Until recently, I had an Arris NVG599 residential gateway. It was replaced by a BGW210. This issue was present on both units. Specifically, the embedded DNS server on these gateways will resolve internal hostnames -- those of machines directly connected to the gateway -- incorrectly, and worse, those incorrect results are external IP addresses. The gateway then happily routes your internal IP traffic to those external addresses.
In my case, the hostnames were simple English words. As far as I can tell, however, this occurs with many varieties of local hostnames. I tried many combinations of words and letters, and found none that were safe.

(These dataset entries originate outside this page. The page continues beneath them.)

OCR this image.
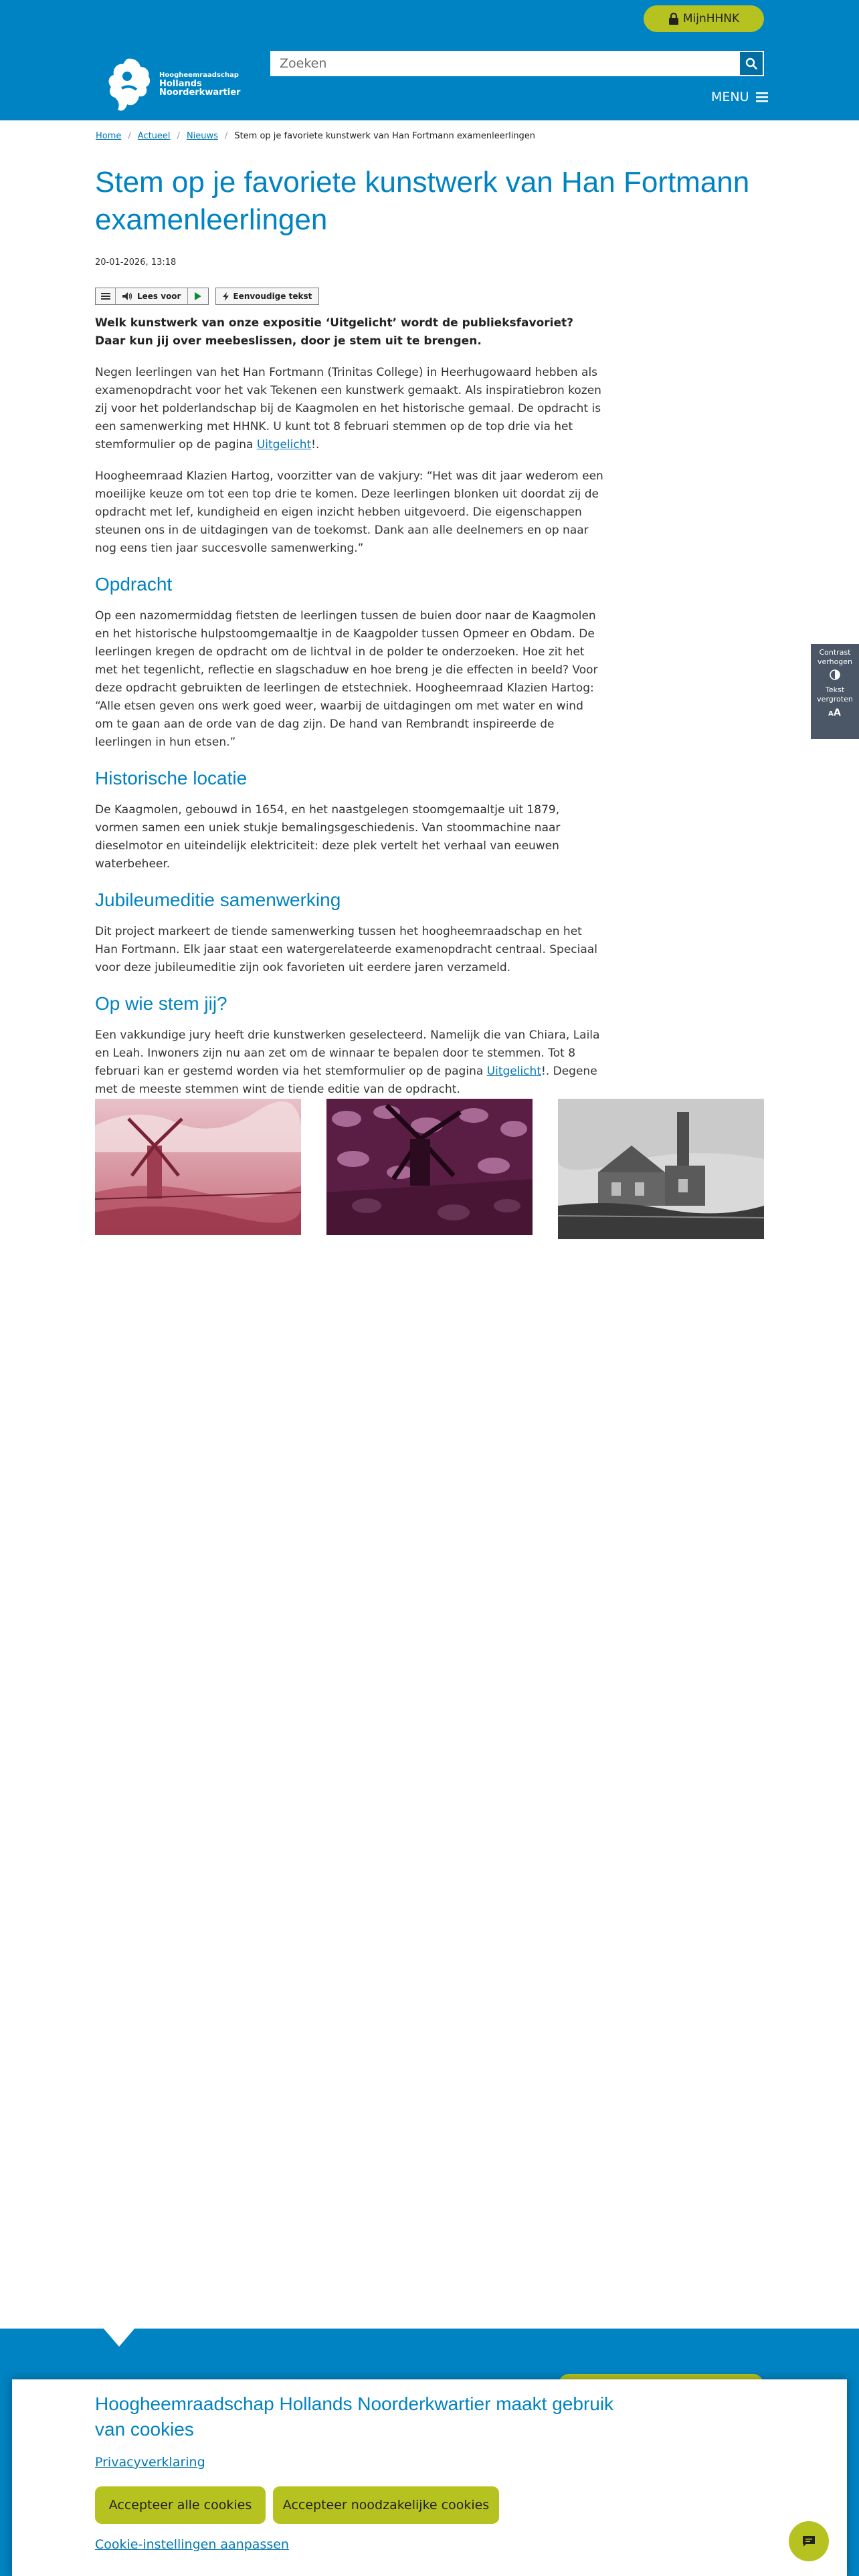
MijnHHNK
Hoogheemraadschap
Hollands
Noorderkwartier
Zoeken	MENU
Home / Actueel / Nieuws / Stem op je favoriete kunstwerk van Han Fortmann examenleerlingen
Stem op je favoriete kunstwerk van Han Fortmann examenleerlingen
20-01-2026, 13:18
Lees voor	Eenvoudige tekst

Welk kunstwerk van onze expositie ‘Uitgelicht’ wordt de publieksfavoriet? Daar kun jij over meebeslissen, door je stem uit te brengen.

Negen leerlingen van het Han Fortmann (Trinitas College) in Heerhugowaard hebben als examenopdracht voor het vak Tekenen een kunstwerk gemaakt. Als inspiratiebron kozen zij voor het polderlandschap bij de Kaagmolen en het historische gemaal. De opdracht is een samenwerking met HHNK. U kunt tot 8 februari stemmen op de top drie via het stemformulier op de pagina Uitgelicht!.

Hoogheemraad Klazien Hartog, voorzitter van de vakjury: “Het was dit jaar wederom een moeilijke keuze om tot een top drie te komen. Deze leerlingen blonken uit doordat zij de opdracht met lef, kundigheid en eigen inzicht hebben uitgevoerd. Die eigenschappen steunen ons in de uitdagingen van de toekomst. Dank aan alle deelnemers en op naar nog eens tien jaar succesvolle samenwerking.”

Opdracht

Op een nazomermiddag fietsten de leerlingen tussen de buien door naar de Kaagmolen en het historische hulpstoomgemaaltje in de Kaagpolder tussen Opmeer en Obdam. De leerlingen kregen de opdracht om de lichtval in de polder te onderzoeken. Hoe zit het met het tegenlicht, reflectie en slagschaduw en hoe breng je die effecten in beeld? Voor deze opdracht gebruikten de leerlingen de etstechniek. Hoogheemraad Klazien Hartog: “Alle etsen geven ons werk goed weer, waarbij de uitdagingen om met water en wind om te gaan aan de orde van de dag zijn. De hand van Rembrandt inspireerde de leerlingen in hun etsen.”

Historische locatie

De Kaagmolen, gebouwd in 1654, en het naastgelegen stoomgemaaltje uit 1879, vormen samen een uniek stukje bemalingsgeschiedenis. Van stoommachine naar dieselmotor en uiteindelijk elektriciteit: deze plek vertelt het verhaal van eeuwen waterbeheer.

Jubileumeditie samenwerking

Dit project markeert de tiende samenwerking tussen het hoogheemraadschap en het Han Fortmann. Elk jaar staat een watergerelateerde examenopdracht centraal. Speciaal voor deze jubileumeditie zijn ook favorieten uit eerdere jaren verzameld.

Op wie stem jij?

Een vakkundige jury heeft drie kunstwerken geselecteerd. Namelijk die van Chiara, Laila en Leah. Inwoners zijn nu aan zet om de winnaar te bepalen door te stemmen. Tot 8 februari kan er gestemd worden via het stemformulier op de pagina Uitgelicht!. Degene met de meeste stemmen wint de tiende editie van de opdracht.

Contrast verhogen
Tekst vergroten
A A
Hoogheemraadschap Hollands Noorderkwartier maakt gebruik van cookies
Privacyverklaring
Accepteer alle cookies	Accepteer noodzakelijke cookies
Cookie-instellingen aanpassen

The DNS bug is shockingly easy to replicate. Add a host to your internal network. Access the gateway's web interface, and navigate to the "Diagnostics" page. At the bottom of the "Troubleshooting" section, you will find "Test Internet Access". Enter the unqualified hostname of your internal host, and click the "Ping" button. The window below will show your pings going off into the Internet, instead of to your local host. For example, see the partial screenshot below ( not a real host on my network, just one I setup temporarily to illustrate with ).
The same behavior will occur from any device on your local network, using dig, or nslookup, or any other DNS client. That's where the issue becomes serious, since your would-be internal traffic gets routed to the outside world. That IP address is owned by Akamai Technologies -- and my home LAN is definitely not a part of their network.
It would be great if AT&T would address this, and fix it, but in the meantime, users should probably exercise caution when accessing their local hosts.